Heckuva job, Laura
Incivil government
Disaster means nothing to a Bush: Olivier Knox (05-
Laura Bush, herself, took the podium at Monday's White House news briefing and expressed her version of the compassionate conservatism that we've come to expect from the Bush Administration. Laura said the following about the astronomical loss of life in Myanmar (Burma):
Although they were aware of the threat, Burma's state-run media failed to issue a timely warning to citizens in the storm's path ... It's troubling that many of the Burmese people learned of this impending disaster only when foreign outlets, such as Radio Free Asia and Voice of America, sounded the alarm ... [T]he response to the cyclone is just the most recent example of the junta's failure to meet its people's basic needs."

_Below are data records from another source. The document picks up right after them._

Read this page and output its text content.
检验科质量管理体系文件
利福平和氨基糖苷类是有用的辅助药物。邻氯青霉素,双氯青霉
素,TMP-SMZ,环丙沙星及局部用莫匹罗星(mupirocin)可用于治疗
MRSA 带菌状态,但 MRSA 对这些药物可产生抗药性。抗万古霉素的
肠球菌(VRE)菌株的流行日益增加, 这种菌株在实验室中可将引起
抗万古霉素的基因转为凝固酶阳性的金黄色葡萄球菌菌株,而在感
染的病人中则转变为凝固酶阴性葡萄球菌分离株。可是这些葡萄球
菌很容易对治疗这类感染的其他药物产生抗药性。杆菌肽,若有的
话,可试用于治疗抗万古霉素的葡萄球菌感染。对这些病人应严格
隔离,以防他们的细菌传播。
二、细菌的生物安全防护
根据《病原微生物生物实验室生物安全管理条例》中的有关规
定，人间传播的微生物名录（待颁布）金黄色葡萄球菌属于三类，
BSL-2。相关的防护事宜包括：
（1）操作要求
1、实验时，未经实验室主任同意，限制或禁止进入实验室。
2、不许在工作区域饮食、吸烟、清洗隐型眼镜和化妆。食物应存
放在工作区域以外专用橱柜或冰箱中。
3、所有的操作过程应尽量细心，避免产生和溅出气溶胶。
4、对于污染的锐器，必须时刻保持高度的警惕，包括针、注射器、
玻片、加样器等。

That's right. In the Bush worldview, the loss of over 22,000 people is just an opportunity to make political hay and turn a Republican blind eye to Bush culpability in the Katrina disaster ... "The junta's failure to meet its people's basic needs"? Is that, Laura, what you officially said on behalf of the United States about the third-world Myanmar country and its cyclone catastrophe? You swine of a blood-sucking right-wing parasite. Your words apply like no others to the Bush contribution to Katrina.
Washington Post columnist Dan Froomkin expressed a similar view today (without the Katrina reference) on Laura Bush's insensitive statement (Laura Bush's disastrous diplomacy [06-May-08], online at washingtonpost.com):
When a country run by a despotic and isolationist regime is laid low by a massive natural disaster, the diplomatic thing to do is to respond with a show of compassion. Not kick 'em when they're down. ¶ More than 22,000 people have died in the staggering devastation caused by this weekend's cyclone in Burma. But when First Lady Laura Bush made her first-ever visit to the White House briefing room yesterday, to talk about what's going on in that country, it was not to deliver a message of goodwill. ¶ Rather than announce the launch of a massive relief effort that could take advantage of a rare diplomatic opening, the first lady instead tossed insults at Burma's leaders, blamed them for the high death toll, and lashed out at their decision to move forward with a constitutional referendum scheduled for this Saturday.